Venus tidak mengerti, tapi semua kalimat itu dia simpan baik-baik di dalam kepala. Teh botol dia ambil sebelum beranjak, dan melangkah keluar. Tomo tidak terlihat di luar rumah, entah ada di mana orang itu, tapi sekarang ada Arka dengan tatapan penuh selidik.

Cowok itu mendekat dengan berlari kecil. Kedua alisnya bertaut ketika sampai di depan Venus sekarang. "Lo gak sekolah, tapi bisa main ke rumah gue yang jaraknya lumayan jauh."

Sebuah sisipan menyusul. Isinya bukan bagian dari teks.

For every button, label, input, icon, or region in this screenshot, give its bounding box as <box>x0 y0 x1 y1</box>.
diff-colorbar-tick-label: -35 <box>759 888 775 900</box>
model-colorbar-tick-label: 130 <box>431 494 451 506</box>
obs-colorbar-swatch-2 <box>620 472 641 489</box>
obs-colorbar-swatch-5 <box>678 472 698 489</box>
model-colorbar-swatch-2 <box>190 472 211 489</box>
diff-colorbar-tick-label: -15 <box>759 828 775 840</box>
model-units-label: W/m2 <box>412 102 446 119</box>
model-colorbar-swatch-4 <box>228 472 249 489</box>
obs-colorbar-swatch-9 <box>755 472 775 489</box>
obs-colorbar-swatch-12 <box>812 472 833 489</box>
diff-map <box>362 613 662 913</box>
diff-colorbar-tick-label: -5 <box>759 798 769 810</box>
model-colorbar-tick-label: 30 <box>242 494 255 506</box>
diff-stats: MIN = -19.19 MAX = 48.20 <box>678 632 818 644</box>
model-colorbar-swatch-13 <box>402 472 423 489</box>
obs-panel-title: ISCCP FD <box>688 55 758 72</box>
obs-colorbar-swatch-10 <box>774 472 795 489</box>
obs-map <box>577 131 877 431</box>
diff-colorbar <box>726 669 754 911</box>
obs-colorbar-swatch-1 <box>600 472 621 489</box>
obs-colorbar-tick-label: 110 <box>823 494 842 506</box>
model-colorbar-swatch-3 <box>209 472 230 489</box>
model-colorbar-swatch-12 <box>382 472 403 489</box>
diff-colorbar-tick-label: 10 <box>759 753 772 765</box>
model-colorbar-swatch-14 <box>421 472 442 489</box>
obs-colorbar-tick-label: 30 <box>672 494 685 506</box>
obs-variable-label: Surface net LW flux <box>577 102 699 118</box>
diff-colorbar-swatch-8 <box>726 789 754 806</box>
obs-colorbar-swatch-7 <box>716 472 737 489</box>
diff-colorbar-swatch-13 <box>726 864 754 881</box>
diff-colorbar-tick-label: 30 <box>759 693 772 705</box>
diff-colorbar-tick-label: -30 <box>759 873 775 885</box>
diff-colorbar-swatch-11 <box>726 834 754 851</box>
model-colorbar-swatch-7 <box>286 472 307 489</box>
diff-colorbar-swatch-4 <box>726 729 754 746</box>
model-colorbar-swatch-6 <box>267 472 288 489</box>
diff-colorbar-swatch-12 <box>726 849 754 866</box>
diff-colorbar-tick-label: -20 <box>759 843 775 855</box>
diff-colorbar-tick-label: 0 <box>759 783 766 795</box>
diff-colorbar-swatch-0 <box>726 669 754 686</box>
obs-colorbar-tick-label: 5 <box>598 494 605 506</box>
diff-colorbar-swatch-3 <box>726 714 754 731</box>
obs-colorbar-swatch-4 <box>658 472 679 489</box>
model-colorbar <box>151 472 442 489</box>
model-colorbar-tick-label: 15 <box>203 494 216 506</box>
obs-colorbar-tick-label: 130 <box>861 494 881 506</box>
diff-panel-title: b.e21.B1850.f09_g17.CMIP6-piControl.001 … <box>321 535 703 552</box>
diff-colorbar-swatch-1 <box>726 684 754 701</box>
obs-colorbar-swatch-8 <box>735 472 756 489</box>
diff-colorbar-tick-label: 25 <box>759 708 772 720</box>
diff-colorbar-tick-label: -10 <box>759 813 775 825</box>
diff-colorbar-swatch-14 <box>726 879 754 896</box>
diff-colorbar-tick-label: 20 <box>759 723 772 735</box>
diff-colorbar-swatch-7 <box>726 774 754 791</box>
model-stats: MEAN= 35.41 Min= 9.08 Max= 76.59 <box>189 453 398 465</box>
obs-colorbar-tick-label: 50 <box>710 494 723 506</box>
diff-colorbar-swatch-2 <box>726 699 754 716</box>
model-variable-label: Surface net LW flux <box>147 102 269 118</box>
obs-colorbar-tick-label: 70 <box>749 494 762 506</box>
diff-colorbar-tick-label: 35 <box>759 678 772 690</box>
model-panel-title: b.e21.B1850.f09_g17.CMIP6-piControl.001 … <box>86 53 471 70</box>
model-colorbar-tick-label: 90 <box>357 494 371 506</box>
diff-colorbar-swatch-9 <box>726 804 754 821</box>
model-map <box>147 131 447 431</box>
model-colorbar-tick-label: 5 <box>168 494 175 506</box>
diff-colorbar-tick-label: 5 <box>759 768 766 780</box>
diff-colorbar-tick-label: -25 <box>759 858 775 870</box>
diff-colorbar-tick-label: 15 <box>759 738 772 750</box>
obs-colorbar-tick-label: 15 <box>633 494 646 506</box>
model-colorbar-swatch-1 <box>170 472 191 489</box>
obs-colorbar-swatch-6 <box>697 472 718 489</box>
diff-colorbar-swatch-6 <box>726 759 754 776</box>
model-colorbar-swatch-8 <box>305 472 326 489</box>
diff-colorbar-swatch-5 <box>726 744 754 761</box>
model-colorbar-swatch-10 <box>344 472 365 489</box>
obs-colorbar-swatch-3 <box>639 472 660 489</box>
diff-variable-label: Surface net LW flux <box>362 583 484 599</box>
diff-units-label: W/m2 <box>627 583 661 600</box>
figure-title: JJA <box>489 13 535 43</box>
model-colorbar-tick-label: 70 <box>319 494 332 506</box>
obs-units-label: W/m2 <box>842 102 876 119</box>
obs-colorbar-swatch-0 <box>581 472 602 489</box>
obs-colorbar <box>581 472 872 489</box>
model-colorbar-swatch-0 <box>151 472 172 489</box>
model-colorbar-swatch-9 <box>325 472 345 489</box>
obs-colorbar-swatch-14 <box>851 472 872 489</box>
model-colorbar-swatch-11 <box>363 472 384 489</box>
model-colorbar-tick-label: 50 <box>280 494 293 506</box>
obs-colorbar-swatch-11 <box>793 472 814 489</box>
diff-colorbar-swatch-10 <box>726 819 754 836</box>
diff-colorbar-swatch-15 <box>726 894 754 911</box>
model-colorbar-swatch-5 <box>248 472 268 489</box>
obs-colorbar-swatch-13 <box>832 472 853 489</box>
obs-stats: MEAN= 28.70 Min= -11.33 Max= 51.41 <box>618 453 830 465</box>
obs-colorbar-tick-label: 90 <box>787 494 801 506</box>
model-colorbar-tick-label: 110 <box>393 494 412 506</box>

"Gue beneran sakit," sahut Venus dengan kejujurannya.

"Masa sakit? Kok gak pucet?"

"Beneran Arka, gue gak boong."

"Oke, gue percaya. Tapi ada yang harus lo tau dulu. Barusan ada tugas kelompok, lo satu kelompok sama gue. Ada empat orang, lo, gue, adi sama ade."

"Adi sama ade?" Lagi-lagi Venus mengernyit. "Dia temen kelas kita? Perasaan gak ada deh yang namanya Adi sama ade."

"Nama panggilannya itu mah, kalau nama panjangnya lain lagi. Ini tugasnya penting, dua minggu lagi harus beneran udah siap. Jadi karena lo udah sembuh nih, gue minta buat besok sekolah!"

"Gue belum sembuh padahal," dengus Venus.

"Hadeh! Orang keliatan sehat kaya gini masih aja bilang sakit, entar sakit beneran baru lo tau rasa."

"Ih! Orang beneran sakit kok."

"Iya deh iya percaya sama Venus. Tapi gue minta tolong banget sama lo buat besok sekolah kalau udah agak mendingan, lo di sekolah juga duduk doang gapapa kok. Lagian ga ada kelas olahraga besok." Arka menepuk pundak kanan Venus beberapa kali, "Besok gak latihan, cuman ngobrolin tugas kelompok kita ngapain aja. Masuk ya, gue jemput besok." lanjutnta dengan senyum yang menyebalkan. Dia pergi untuk masuk ke dalam rumah tanpa mengajak Venus untuk mampir.

Venus kesal dengan temannya yang satu itu, tidak memiliki perhatian dengan hati yang hangat. Dia selalu salah menilai Arka selama ini. "Nyebelin, pengen gue jitak rasanya itu kepala sampe lo mampus!"